Corte esclareceu que não houve mandados de busca e apreensão em suas dependências; magistrado foi citado na investigação sobre suposto desvio de R$ 308 milhões envolvendo acordo entre o Governo de Mato Grosso e a empresa OI
O Tribunal de Justiça de Mato Grosso (TJMT) afirmou nesta quinta-feira (6) que o desembargador Ricardo Gomes de Almeida teve apenas o passaporte retido durante a Operação Heritage, deflagrada pela Polícia Federal. Segundo a Corte, nenhuma equipe da corporação cumpriu mandados de busca e apreensão ou realizou diligências nas dependências do Poder Judiciário Estadual.
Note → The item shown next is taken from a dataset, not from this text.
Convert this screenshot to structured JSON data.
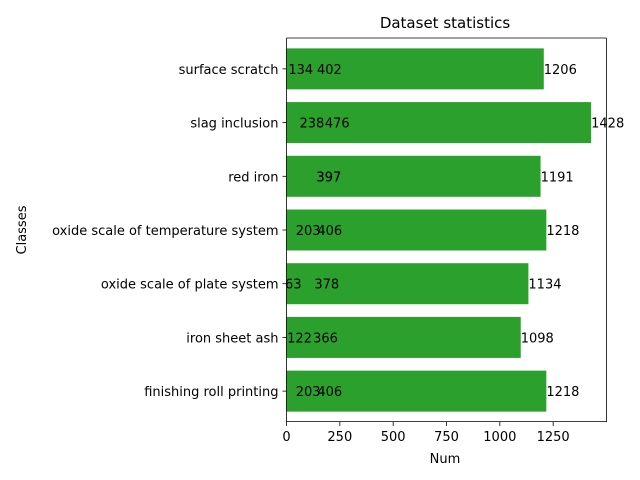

O magistrado é citado na investigação conduzida pela Polícia Federal, que apura um suposto esquema de desvio de mais de R$ 308 milhões relacionado a um acordo firmado entre o Governo de Mato Grosso, na gestão do ex-governador Mauro Mendes (União Brasil), e a empresa de telefonia OI.
Em nota, o Tribunal informou que a única medida cautelar determinada contra Ricardo Gomes de Almeida foi a retenção do passaporte e reiterou que permanece à disposição das autoridades para colaborar com as investigações.
"O Poder Judiciário de Mato Grosso informa que não houve cumprimento de mandados ou qualquer ação na sede do Tribunal de Justiça. O desembargador Ricardo Gomes de Almeida foi citado na investigação e a medida determinada em seu desfavor foi a retenção do passaporte. O Poder Judiciário de Mato Grosso permanece à disposição para colaborar com as autoridades competentes, caso seja solicitado."
A Operação Heritage foi autorizada pelo ministro Flávio Dino, do Supremo Tribunal Federal (STF), e cumpriu 25 mandados de busca e apreensão, além de outras medidas cautelares, nos estados de Mato Grosso, São Paulo, Rondônia e Ceará.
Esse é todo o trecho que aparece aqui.